It’s no secret that free-to-play games, even the most popular ones, rely on a small minority of paying players (especially high-spending “whales”) for revenues, and it’s always a challenge to find and attract users willing to spend money on virtual goods. However, AppsFlyer is helping to shed some light on the matter with a new report titled The State of In-App Spending, which examines the spending habits of mobile gamers from around the world. As it turns out, Apple iOS device users happen to be the biggest spenders.
The report first discusses monetization, with revenue generated by app developers between in-app advertising, premium models and purchases. Back in 2011, paid-for apps led the charge, but as of late, in-app purchases and advertising have taken over more than 50 percent combined compared to full-price apps. By next year, that number is expected to grow by an additional ten percent.
Perhaps one of the biggest find of the report deals with iOS versus Android spending, as the numbers indicate that users spend more on Apple’s platform. In-app purchases make up $1.08 compared to Android’s $.43, while the average purchase of gaming apps is at $12.77 for iOS and $6.19 for Android—double the amount.
The report also covered monthly in-app spend and average purchase per user divided by countries (for April/May 2016), and Asia scored big in this department, with the highest numbers on the chart. $.70 for IAP (all users) was noted in this country, along with $10.65 for average purchases. Meanwhile, other countries, like North America and Europe, reported lower amounts.
Asia has the highest number of paying users by region, barely beating North America by .1 percent (5.9 percent compared to 5.8 percent). They’re both higher than the 5.2 percent global average, with Europe close behind with five percent.

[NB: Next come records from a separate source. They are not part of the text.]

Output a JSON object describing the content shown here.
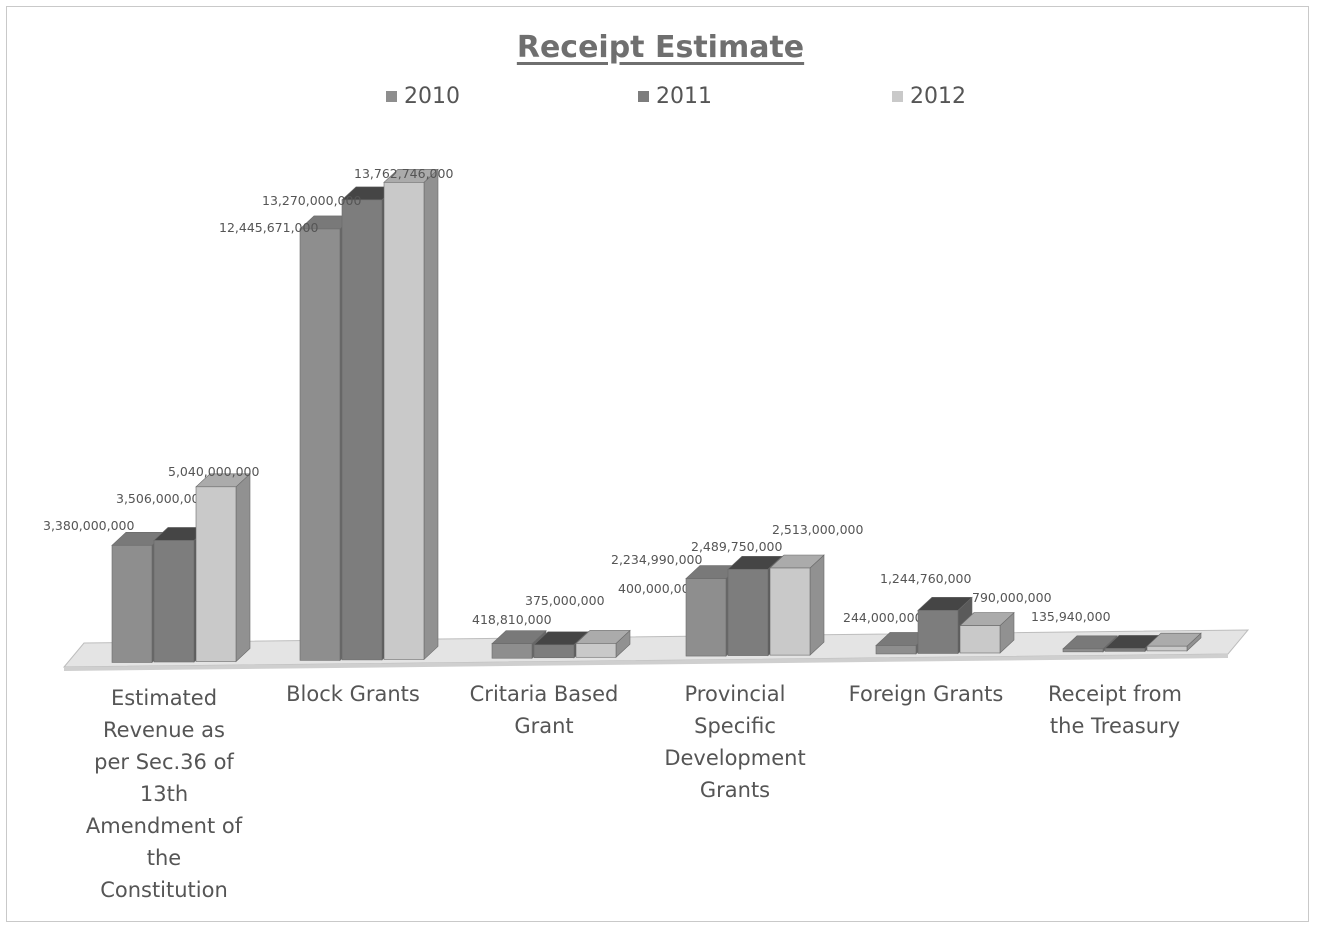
{
  "chart_data": {
    "type": "bar",
    "title": "Receipt Estimate",
    "categories": [
      "Estimated Revenue as per Sec.36 of 13th Amendment of the Constitution",
      "Block Grants",
      "Critaria Based Grant",
      "Provincial Specific Development Grants",
      "Foreign Grants",
      "Receipt from the Treasury"
    ],
    "category_label_lines": [
      [
        "Estimated",
        "Revenue as",
        "per Sec.36 of",
        "13th",
        "Amendment of",
        "the",
        "Constitution"
      ],
      [
        "Block Grants"
      ],
      [
        "Critaria Based",
        "Grant"
      ],
      [
        "Provincial",
        "Specific",
        "Development",
        "Grants"
      ],
      [
        "Foreign Grants"
      ],
      [
        "Receipt from",
        "the Treasury"
      ]
    ],
    "series": [
      {
        "name": "2010",
        "color": "#8e8e8e",
        "values": [
          3380000000,
          12445671000,
          418810000,
          2234990000,
          244000000,
          0
        ],
        "labels": [
          "3,380,000,000",
          "12,445,671,000",
          "418,810,000",
          "2,234,990,000",
          "244,000,000",
          ""
        ]
      },
      {
        "name": "2011",
        "color": "#7d7d7d",
        "values": [
          3506000000,
          13270000000,
          375000000,
          2489750000,
          1244760000,
          0
        ],
        "labels": [
          "3,506,000,000",
          "13,270,000,000",
          "375,000,000",
          "2,489,750,000",
          "1,244,760,000",
          ""
        ]
      },
      {
        "name": "2012",
        "color": "#c9c9c9",
        "values": [
          5040000000,
          13762746000,
          400000000,
          2513000000,
          790000000,
          135940000
        ],
        "labels": [
          "5,040,000,000",
          "13,762,746,000",
          "400,000,000",
          "2,513,000,000",
          "790,000,000",
          "135,940,000"
        ]
      }
    ],
    "ylim": [
      0,
      15000000000
    ],
    "grid": false,
    "legend_position": "top",
    "style": "3d-clustered-column"
  }
}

AppsFlyer also discussed “whales,” which make up 3.5 percent of overall gamers that make in-app purchases, but spend approximately 30 times more than the average gamer—by a rough comparison of $9.39 vs. $.32 a month per gaming app. It also noted that North American shoppers generally spend about $2.68 on in-app purchases per title, with a 2.5 times higher total than the average European app shopper. It also beat Asia by three times the amount. The average in-app purchase value comes up to $42.82, which is four times what Asian customers spend, which is around $11.13.
AppsFlyer’s head of marketing, Ran Avrahamy, sat down with [a]listdaily to discuss the report more thoroughly, providing further insight on iOS and Android spending habits.
What do you believe accounts for such a significant spending difference between iOS and Android users?
iOS users have always outspent Android users. A large part of the reason why could be the type of person who buys an iOS device, which tends to be fairly expensive, compared to the type of person who buys an Android device, many of which are on the more affordable end of the spectrum. Some people have speculated that iOS users spend more because most iOS users already have their credit card and payment information loaded into iTunes, so the payment process is more streamlined, but we believe that is less of a factor these days.
Does the comparatively higher number of Android users make up the difference?
Yes, that is certainly a factor that developers must consider. iOS users may spend more, but Android’s lead in overall market share makes the platform impossible to ignore from a business and revenue opportunity perspective.
Is there something particular about the iOS platform that encourages higher spending? Conversely, is there something about Android that leads to lower spending?
The more streamlined payment process in iOS could certainly be one factor, but as mentioned earlier we don’t feel it’s a significant factor. The Android platform has improved greatly over the years to make in-app payments easier and more friction-free, so the differences are more likely attributable to differences in user types.
Do you think there is anything that can be done by either app or platform developers to grow the Android spending numbers?
One thing that developers can do is try targeting Android audiences that are likely to be more affluent, whether that means targeting them by device type (going after owners of high-end Android smartphones like the Samsung Galaxy S7, the Nexus 6P, or the HTC 10), location (by targeting countries that spend the most, like those in Asia), age, income or other available parameters.
Given the findings, is it better for developers to focus mainly or exclusively on the iOS platform?
While iOS users typically spend more, Android’s market share is much greater than iOS’—and according to new reports, it is still growing. So developers would be foolish to completely ignore the majority of users. In fact, for certain categories—like utility apps—it might make sense for developers to focus solely on Android, since users spend much more often within this category on Android than they do on iOS. There can also be lower costs for paid promotion of Android apps, which broadens the potential for attracting users that do have a high lifetime value.
Overall, we recommend that a balanced approach makes the most sense to build a sustainable business. Developers should always be exploring, testing and measuring the activities that drive the highest quality users to their apps on both platforms.